Making its public debut at the LA motor show, the all-electric version of Toyota's RAV4 junior SUV is the result of extensive collaboration with Californian EV startup Tesla.
Toyota is claiming the ready-to-drive vehicle on display at the LA press conference was engineered with a range benchmark of 160 km in mind, in real-world driving and climatic conditions.
The company has begun work on a 35-car trial program through 2011 with the aim of bringing it to market in 2012 -- the result of a new 'fast and flexible' development model borrowing extensively from EV specialist Tesla.

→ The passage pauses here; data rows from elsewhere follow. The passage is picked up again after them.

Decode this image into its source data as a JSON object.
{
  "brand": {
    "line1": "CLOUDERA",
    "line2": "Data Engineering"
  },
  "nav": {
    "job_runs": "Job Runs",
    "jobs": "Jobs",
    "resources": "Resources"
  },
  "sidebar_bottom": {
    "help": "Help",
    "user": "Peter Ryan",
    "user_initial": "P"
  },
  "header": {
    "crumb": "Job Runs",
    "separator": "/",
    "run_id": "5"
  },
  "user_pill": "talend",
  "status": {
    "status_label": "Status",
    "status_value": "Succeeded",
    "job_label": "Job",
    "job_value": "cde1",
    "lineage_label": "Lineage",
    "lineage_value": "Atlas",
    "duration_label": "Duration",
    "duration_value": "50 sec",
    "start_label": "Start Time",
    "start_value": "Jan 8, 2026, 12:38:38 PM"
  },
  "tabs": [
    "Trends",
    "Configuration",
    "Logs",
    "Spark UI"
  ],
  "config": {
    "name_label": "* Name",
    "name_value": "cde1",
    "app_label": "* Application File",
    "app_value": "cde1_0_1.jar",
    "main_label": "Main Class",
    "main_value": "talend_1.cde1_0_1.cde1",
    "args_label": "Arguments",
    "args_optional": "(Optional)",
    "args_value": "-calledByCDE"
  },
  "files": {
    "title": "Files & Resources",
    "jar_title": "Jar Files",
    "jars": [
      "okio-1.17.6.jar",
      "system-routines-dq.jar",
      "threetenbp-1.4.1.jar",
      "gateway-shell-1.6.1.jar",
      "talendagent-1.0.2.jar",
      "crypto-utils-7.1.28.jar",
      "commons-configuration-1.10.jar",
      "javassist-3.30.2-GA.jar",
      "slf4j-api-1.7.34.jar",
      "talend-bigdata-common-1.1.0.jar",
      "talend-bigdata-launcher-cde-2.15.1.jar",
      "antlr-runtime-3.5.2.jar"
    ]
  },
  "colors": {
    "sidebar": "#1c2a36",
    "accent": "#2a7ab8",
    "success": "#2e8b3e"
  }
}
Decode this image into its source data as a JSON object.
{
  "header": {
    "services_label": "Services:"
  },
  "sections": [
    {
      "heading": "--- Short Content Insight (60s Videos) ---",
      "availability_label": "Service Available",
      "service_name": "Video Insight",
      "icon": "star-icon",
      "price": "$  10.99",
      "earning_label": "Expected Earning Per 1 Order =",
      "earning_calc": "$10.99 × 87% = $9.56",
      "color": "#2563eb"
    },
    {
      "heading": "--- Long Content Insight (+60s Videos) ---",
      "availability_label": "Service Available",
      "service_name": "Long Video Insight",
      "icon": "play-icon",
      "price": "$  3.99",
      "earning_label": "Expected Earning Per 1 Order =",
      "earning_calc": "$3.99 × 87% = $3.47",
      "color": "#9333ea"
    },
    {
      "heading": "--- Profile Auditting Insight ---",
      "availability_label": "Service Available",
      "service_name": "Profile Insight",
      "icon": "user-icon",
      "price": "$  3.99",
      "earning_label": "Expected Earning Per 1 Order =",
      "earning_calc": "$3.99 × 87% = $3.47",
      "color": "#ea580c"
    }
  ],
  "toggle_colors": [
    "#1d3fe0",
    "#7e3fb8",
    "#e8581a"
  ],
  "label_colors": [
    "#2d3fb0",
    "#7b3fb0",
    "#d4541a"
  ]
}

To pare back development time without compromising product quality, Toyota's technical centre in Michigan treated the project as "a typical mid-cycle 'major-minor' product change", essentially adding a powertrain option and a few equipment and cosmetic changes to a stock current-generation RAV4.

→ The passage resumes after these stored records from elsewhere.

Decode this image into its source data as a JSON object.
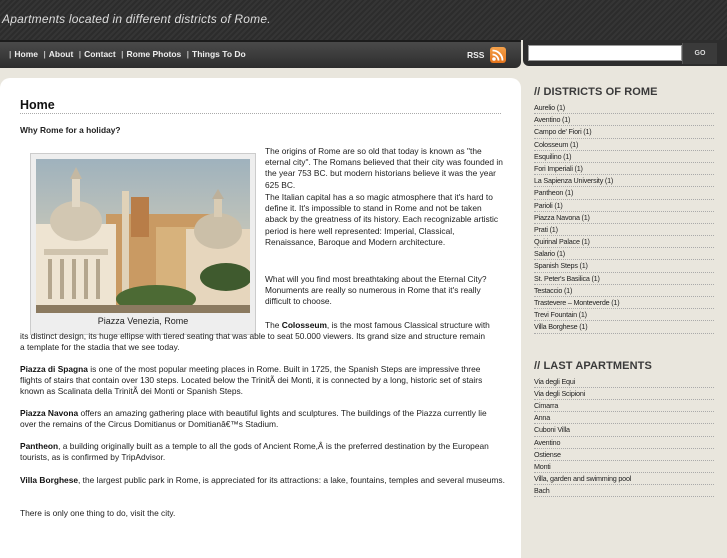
{
  "header": {
    "site_title": "Apartments located in different districts of Rome."
  },
  "nav": {
    "items": [
      "Home",
      "About",
      "Contact",
      "Rome Photos",
      "Things To Do"
    ],
    "rss_label": "RSS"
  },
  "search": {
    "placeholder": "",
    "button_label": "GO"
  },
  "content": {
    "heading": "Home",
    "subheading": "Why Rome for a holiday?",
    "photo_caption": "Piazza Venezia, Rome",
    "p1": "The origins of Rome are so old that today is known as \"the eternal city\". The Romans believed that their city was founded in the year 753 BC. but modern historians believe it was the year 625 BC.",
    "p2": "The Italian capital has a so magic atmosphere that it's hard to define it. It's impossible to stand in Rome and not be taken aback by the greatness of its history. Each recognizable artistic period is here well represented: Imperial, Classical, Renaissance, Baroque and Modern architecture.",
    "p3": "What will you find most breathtaking about the Eternal City? Monuments are really so numerous in Rome that it's really difficult to choose.",
    "colosseum": {
      "lead": "The ",
      "name": "Colosseum",
      "text": ", is the most famous Classical structure with its distinct design, its huge ellipse with tiered seating that was able to seat 50.000 viewers. Its grand size and structure remain a template for the stadia that we see today."
    },
    "spagna": {
      "name": "Piazza di Spagna",
      "text": " is one of the most popular meeting places in Rome. Built in 1725, the Spanish Steps are impressive three flights of stairs that contain over 130 steps. Located below the TrinitÃ  dei Monti, it is connected by a long, historic set of stairs known as Scalinata della TrinitÃ  dei Monti or Spanish Steps."
    },
    "navona": {
      "name": "Piazza Navona",
      "text": " offers an amazing gathering place with beautiful lights and sculptures. The buildings of the Piazza currently lie over the remains of the Circus Domitianus or Domitianâ€™s Stadium."
    },
    "pantheon": {
      "name": "Pantheon",
      "text": ", a building originally built as a temple to all the gods of Ancient Rome,Â  is the preferred destination by the European tourists, as is confirmed by TripAdvisor."
    },
    "borghese": {
      "name": "Villa Borghese",
      "text": ", the largest public park in Rome, is appreciated for its attractions: a lake, fountains, temples and several museums."
    },
    "closing": "There is only one thing to do, visit the city."
  },
  "sidebar": {
    "districts_heading": "// DISTRICTS OF ROME",
    "districts": [
      "Aurelio (1)",
      "Aventino (1)",
      "Campo de' Fiori (1)",
      "Colosseum (1)",
      "Esquilino (1)",
      "Fori Imperiali (1)",
      "La Sapienza University (1)",
      "Pantheon (1)",
      "Parioli (1)",
      "Piazza Navona (1)",
      "Prati (1)",
      "Quirinal Palace (1)",
      "Salario (1)",
      "Spanish Steps (1)",
      "St. Peter's Basilica (1)",
      "Testaccio (1)",
      "Trastevere – Monteverde (1)",
      "Trevi Fountain (1)",
      "Villa Borghese (1)"
    ],
    "apartments_heading": "// LAST APARTMENTS",
    "apartments": [
      "Via degli Equi",
      "Via degli Scipioni",
      "Cimarra",
      "Anna",
      "Cuboni Villa",
      "Aventino",
      "Ostiense",
      "Monti",
      "Villa, garden and swimming pool",
      "Bach"
    ]
  },
  "colors": {
    "accent_orange": "#e4741c",
    "header_dark": "#2c2c2c",
    "sidebar_bg": "#e9e6dd"
  },
  "icons": {
    "rss": "rss-icon",
    "photo": "photo"
  }
}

While the power pack and other drivetrain and power management parts came from Tesla, Toyota conducted the integration work in house. The LA show car uses a lithium metal oxide battery "with useable output rated in the mid-30kwh range". But such is the speed of battery development at the moment that Toyota hasn't finalised anything about the product to go to market beyond continued supply from Tesla's plant in Palo Alto.

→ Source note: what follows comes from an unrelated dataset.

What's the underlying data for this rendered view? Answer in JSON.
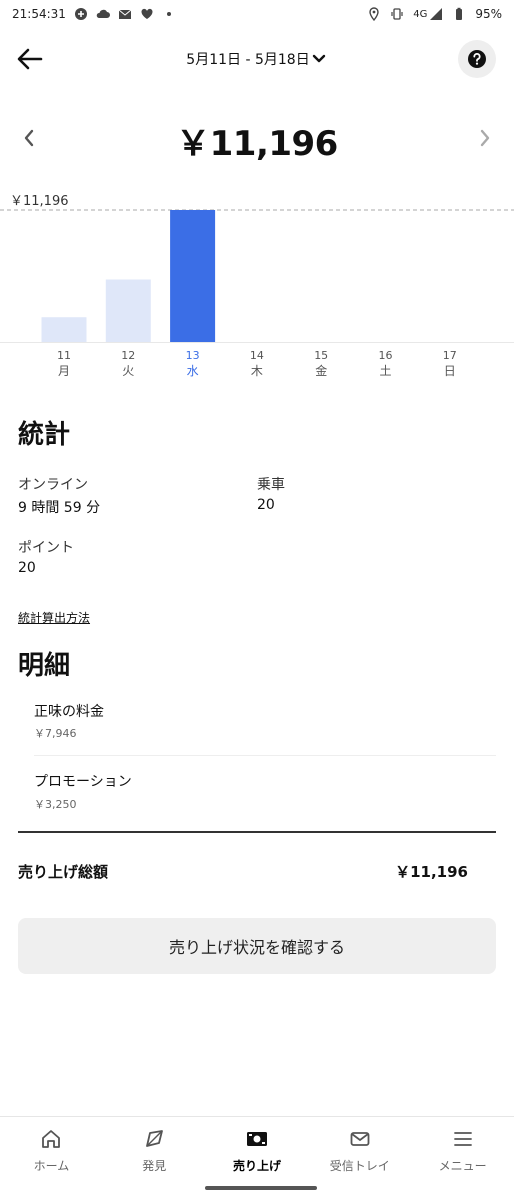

The company has stressed that speed to market was only one half of the challenge, the other being to deliver a vehicle that minimises the requirement for compromise on the part of owners and drivers. "From the beginning, the customer experience has been the focus," Jim Lentz, the company's president and chief operating officer, said in a statement. "In other words, how do we deliver an unconventional product to mainstream customers that is compelling and affordable and that offers an acceptable level of daily convenience?"
In large part, that meant keeping the EV's driving behaviour as close to the conventional RAV4's as possible. Weight was all important -- the EV weighs just 100kg more than the normal RAV4 V6 and almost matches it for 0-100 km/h acceleration.
Important, too, given the grumbles about the impact of battery packs on Prius and hybrid Lexus bootspace, the EV conversion has had no impact on cargo space.
The EV has undergone extensive suspension and steering modifications, with a number of components shifted around to balance out the added bulk of the power pack.
Cosmetic changes include a new front bumper, grille and lights, badging and exclusive paint colours. Indoors are overhauls to the seat trim, multimedia dash displays and instrument binnacle, with the normal stick shift replaced by a push-button affair.
2012 is shaping up like one of Toyota's busiest years ever. The RAV4 EV will launch alongside a plug-in version of the Prius, a small electric city car and seven all new hybrid models. The company has also announced plans to have its first commercially available hydrogen fuel cell vehicle on the road in key markets in 2015.
Toyota Australia spokesman Mike Breen told Carsales Network the company has no concrete plans for any of these to reach Australian showrooms at this point.